There are other solutions than seeing the world just in terms of order and anarchy, or defensive freedom and teeth-grinding, eye-squinting dependence. For instance, Jazz and The Bill of Rights/creative co-operation with lots of solos and some moments of group action where someone's gain is not another's loss. (Moving freely among a spectrum of attitudes, he stopped breaking up things and started telling jokes.)
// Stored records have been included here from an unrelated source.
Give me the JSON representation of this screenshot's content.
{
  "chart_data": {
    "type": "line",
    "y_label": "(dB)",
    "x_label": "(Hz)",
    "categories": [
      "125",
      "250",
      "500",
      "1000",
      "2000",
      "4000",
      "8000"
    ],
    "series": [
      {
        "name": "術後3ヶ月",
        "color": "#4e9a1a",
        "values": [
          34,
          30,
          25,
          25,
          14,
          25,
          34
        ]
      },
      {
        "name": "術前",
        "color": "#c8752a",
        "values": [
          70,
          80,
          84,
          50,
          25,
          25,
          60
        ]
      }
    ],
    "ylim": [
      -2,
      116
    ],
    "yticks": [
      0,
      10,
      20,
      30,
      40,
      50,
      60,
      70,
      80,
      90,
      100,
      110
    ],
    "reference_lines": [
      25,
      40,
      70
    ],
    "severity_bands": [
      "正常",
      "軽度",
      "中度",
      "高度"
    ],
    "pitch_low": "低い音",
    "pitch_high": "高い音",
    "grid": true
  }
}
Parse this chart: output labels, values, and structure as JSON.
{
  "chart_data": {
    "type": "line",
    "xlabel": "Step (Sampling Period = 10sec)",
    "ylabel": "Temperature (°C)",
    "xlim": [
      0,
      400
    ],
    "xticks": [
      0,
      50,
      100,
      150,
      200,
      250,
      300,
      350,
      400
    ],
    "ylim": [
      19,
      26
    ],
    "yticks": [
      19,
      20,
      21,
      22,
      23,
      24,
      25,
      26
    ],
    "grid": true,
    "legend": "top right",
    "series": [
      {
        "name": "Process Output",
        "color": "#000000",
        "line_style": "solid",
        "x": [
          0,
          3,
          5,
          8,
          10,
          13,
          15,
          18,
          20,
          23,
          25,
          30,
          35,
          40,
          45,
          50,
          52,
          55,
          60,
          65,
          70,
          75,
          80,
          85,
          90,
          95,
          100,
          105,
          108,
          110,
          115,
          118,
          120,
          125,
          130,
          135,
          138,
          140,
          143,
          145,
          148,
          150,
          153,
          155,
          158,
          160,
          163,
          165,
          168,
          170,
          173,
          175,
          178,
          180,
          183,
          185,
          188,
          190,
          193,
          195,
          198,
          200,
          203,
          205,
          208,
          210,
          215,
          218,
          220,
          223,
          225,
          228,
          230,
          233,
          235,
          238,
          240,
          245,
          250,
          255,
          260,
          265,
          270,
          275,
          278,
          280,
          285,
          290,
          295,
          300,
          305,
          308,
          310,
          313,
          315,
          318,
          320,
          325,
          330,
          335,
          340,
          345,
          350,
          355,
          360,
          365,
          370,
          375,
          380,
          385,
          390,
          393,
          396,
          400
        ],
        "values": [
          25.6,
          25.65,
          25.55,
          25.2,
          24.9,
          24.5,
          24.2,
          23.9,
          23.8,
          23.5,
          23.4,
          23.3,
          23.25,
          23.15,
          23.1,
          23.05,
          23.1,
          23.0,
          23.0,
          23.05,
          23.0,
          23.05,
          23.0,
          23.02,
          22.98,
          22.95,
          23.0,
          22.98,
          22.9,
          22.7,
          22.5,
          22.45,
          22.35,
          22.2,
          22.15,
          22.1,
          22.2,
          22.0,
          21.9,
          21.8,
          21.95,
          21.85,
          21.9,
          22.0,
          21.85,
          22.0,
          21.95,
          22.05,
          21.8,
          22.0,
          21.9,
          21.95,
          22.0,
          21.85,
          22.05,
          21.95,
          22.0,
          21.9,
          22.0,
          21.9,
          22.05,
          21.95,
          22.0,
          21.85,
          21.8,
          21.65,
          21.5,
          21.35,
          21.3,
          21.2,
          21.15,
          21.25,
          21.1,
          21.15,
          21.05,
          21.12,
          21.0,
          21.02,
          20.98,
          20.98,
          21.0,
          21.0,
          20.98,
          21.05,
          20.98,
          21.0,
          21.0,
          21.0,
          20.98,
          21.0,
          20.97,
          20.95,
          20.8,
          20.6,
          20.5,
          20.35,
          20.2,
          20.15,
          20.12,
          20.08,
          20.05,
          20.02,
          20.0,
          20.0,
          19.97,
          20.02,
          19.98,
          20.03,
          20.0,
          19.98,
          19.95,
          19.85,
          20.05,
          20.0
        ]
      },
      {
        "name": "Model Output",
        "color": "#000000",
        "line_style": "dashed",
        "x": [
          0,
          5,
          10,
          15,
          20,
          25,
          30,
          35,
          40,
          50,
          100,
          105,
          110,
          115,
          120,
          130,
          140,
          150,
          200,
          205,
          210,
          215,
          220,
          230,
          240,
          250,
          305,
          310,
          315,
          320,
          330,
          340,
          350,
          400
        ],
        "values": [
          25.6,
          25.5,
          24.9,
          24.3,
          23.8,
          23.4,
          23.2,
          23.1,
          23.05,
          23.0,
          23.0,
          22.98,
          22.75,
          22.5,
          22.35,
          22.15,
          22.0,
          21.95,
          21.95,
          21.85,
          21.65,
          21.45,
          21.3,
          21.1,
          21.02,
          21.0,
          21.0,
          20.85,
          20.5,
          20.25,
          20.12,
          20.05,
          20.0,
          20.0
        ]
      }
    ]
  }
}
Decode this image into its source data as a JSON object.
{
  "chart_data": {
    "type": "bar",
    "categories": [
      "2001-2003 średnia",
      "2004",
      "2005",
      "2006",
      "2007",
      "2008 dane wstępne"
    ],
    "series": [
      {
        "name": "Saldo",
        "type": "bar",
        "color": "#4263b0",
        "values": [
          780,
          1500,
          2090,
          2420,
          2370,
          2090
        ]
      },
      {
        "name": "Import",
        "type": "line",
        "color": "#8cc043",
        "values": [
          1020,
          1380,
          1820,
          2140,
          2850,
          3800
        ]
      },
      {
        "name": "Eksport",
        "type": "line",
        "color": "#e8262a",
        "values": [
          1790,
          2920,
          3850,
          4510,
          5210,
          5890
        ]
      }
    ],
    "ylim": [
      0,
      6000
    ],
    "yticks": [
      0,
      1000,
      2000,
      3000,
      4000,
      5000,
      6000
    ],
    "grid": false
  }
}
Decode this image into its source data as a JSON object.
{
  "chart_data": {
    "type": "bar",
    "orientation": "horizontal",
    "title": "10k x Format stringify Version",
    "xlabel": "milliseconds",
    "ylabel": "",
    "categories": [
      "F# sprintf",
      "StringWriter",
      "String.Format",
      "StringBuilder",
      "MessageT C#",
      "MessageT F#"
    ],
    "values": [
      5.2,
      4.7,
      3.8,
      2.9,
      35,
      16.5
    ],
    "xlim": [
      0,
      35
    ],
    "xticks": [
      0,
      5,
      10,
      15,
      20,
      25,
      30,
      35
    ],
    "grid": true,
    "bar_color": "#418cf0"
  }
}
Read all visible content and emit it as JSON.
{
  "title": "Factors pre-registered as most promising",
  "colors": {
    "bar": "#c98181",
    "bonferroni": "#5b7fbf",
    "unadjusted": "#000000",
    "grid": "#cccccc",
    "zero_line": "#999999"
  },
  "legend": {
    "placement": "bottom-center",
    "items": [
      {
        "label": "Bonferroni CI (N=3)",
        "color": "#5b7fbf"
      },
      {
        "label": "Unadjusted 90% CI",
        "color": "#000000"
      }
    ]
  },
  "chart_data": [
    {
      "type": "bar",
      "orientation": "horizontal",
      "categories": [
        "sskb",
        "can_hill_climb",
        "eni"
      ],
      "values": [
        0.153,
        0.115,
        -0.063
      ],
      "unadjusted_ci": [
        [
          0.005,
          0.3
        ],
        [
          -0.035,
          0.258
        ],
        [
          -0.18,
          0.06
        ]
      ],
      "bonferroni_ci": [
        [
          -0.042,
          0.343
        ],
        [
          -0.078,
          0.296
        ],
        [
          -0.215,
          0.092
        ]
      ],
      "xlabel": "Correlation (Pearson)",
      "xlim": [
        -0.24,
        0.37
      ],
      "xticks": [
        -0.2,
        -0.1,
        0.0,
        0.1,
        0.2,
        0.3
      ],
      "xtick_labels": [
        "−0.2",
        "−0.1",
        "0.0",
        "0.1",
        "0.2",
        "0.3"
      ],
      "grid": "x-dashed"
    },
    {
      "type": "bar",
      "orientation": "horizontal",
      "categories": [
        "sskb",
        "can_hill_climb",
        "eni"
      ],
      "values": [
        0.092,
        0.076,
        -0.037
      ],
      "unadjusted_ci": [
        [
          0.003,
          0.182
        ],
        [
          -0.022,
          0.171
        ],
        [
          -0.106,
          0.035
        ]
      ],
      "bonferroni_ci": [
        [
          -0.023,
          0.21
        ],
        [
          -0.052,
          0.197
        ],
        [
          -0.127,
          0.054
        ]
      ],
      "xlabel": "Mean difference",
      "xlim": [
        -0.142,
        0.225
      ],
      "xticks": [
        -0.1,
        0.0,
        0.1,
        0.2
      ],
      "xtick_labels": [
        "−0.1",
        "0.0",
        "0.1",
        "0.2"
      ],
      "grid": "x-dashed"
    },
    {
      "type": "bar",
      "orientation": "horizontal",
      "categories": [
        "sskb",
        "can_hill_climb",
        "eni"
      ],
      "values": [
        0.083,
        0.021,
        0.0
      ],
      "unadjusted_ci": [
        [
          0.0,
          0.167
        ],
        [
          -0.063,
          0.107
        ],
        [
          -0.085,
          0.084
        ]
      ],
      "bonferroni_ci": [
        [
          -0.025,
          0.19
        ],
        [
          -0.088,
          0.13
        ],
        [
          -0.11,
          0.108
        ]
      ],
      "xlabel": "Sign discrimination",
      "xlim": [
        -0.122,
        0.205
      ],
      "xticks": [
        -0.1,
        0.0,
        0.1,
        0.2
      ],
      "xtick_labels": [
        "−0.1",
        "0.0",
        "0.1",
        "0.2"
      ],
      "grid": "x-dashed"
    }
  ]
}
In the interplay of waves of feeling and moments of decision, Harvey Milk helped change an almost certain defeat of Gay rights to an overwhelming vicotry — within the short span of a month before election, public opinion was shifted to bring about a huge defeat of "Proposition 6." Harvey Milk had a wonderful musical cadence to his voice and you knew that he really believed what he was saying. So while over 20 million gay people in the States go about their business as the Pope and pubescents yell "faggots" (a version of Phil Harmonic's famous "Christ was I drunk last night" ...thank you, Phil... and of course Jesus wouldn't have said "faggot"), I can hardly hold back the cheers and the tears when Harvey Milk says "you've got to give them hope!" Thank you, Harvey.

November 27th, 1979 — Evening of a candle light procession in downtown San Francisco in honor of the memory of Mayor George Moscone and Supervisor Harvey Milk.